C'était l'insouciance des jours d'été, l'appréciation de ses longues journées qui commençaient sous les chants des oiseaux et se finissaient avec l'éclat du soleil ocre et rose, lorsqu'il se couchait pour laisser place à la lune.


Il faisait si chaud que la chaleur s'écrasait en brume épaisse près du sol. Les vendeurs de glace étaient de sortie et de longues queues se formaient devant leurs stands. Je passais devant en m'imaginant un flot de saveurs dans la bouche, salivante et envieuse de ceux qui avaient quelques pièces pour s'offrir le Saint-Graal.

Mon regard déviait machinalement lorsqu'il se heurta à la vue de deux jeunes filles. Les palpitations de mon cœur s'accélérèrent tandis que je balayais vivement mes yeux autour d'elles, dans l'espoir de le trouver.

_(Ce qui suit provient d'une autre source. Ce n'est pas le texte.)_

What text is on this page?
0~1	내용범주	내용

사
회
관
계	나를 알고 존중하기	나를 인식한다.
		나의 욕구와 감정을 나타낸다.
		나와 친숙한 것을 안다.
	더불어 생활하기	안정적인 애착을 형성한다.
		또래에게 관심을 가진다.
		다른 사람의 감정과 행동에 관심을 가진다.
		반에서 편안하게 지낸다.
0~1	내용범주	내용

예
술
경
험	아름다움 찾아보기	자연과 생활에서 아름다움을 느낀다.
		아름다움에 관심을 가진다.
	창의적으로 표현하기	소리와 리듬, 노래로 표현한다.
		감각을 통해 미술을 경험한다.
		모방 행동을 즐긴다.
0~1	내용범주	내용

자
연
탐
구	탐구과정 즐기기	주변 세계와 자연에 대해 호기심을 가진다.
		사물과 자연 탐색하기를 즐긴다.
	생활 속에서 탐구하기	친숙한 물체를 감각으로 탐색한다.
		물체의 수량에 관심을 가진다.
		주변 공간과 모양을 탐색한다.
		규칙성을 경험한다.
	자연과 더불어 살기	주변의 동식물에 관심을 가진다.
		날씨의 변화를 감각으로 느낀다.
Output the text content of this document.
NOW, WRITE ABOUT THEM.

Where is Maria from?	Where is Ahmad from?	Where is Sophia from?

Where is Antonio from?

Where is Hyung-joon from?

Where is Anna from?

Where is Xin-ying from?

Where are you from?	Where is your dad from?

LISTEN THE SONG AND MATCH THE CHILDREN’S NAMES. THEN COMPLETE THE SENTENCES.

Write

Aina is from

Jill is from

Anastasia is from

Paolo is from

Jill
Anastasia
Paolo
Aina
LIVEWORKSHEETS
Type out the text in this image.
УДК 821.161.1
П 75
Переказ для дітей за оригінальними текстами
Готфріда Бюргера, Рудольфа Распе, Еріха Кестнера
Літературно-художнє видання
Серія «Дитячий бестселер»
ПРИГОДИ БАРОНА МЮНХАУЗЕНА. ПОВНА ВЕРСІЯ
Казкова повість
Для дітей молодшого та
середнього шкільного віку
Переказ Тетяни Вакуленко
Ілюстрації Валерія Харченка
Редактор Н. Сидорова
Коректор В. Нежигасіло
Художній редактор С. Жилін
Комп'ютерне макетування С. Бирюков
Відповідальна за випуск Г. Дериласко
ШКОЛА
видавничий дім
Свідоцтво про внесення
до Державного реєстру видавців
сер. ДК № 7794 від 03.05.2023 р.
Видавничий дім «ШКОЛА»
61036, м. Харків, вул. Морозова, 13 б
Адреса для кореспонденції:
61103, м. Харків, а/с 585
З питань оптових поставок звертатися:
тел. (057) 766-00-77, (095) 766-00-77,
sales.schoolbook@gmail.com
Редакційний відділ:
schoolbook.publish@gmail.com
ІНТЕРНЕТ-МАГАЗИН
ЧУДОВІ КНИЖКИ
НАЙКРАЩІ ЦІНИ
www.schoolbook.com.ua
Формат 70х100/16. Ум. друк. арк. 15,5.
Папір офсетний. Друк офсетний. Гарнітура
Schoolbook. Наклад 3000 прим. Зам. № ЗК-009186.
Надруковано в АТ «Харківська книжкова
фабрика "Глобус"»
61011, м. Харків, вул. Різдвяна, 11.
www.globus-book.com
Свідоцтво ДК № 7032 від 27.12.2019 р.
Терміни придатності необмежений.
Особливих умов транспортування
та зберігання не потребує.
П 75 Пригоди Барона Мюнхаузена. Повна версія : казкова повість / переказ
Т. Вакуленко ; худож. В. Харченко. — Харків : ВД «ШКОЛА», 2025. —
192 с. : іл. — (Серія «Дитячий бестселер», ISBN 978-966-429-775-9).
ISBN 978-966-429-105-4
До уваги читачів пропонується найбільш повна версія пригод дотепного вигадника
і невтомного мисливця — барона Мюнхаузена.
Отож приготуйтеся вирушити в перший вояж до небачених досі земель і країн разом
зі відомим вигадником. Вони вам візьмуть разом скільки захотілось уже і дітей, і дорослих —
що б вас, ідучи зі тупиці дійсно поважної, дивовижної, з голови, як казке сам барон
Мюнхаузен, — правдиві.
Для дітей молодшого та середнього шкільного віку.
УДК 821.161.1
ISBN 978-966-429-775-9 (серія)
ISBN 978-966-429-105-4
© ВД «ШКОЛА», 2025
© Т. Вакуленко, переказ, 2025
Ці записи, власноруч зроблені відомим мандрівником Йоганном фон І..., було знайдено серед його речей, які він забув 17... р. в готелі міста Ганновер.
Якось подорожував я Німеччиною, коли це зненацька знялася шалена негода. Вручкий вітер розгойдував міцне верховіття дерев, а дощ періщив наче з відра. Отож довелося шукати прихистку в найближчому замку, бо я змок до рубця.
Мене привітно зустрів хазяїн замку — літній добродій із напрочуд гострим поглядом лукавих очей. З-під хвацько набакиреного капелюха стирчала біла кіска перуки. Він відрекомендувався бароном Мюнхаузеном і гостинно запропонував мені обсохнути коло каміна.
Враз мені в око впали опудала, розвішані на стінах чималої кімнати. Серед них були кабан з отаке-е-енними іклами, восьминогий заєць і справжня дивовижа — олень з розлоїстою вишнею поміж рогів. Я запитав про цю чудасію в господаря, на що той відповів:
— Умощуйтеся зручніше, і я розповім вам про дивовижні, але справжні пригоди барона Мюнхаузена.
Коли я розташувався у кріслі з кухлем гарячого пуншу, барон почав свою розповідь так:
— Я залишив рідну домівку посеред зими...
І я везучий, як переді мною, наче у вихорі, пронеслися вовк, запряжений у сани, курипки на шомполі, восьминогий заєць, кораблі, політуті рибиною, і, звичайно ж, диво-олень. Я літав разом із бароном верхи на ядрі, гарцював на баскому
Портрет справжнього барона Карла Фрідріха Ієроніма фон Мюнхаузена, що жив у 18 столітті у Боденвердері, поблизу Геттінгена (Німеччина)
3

Ses deux amies étaient assises autour d'une fontaine. L'eau crachait des étincelles, et les gouttes retombaient gracieusement sur elles. La chaleur était telle que les visages luisaient sous les martèlements arides du soleil, les leurs n'échappant pas à la règle.

Près d'elle, aucune trace du blond, ou de Dante.

J'hésitais entre aller les voir, les saluer, espérer qu'elles se souviennent de moi ou tourner les talons et ravaler cette folle envie de le voir qui me mangeait de l'intérieur.

Finalement, je décidai de rebrousser chemin. Mais mon vélo s'enraya alors et je pestais contre cette soudaine salve du destin.

Bien qu'à une certaine distance, mes mouvements durent alerter les filles car elles levèrent les yeux sur moi et leurs figures se tordirent de surprise.

Mon palpitant courait dans ma poitrine tandis que j'essayais en vain de remettre mon vélo sur pieds.

Je grommelai et sentis l'étau se refermer sur moi.





Mince, mince, mince.






Et quelques secondes plus tard, elles se trouvaient devant moi tandis que leurs yeux brillaient étrangement.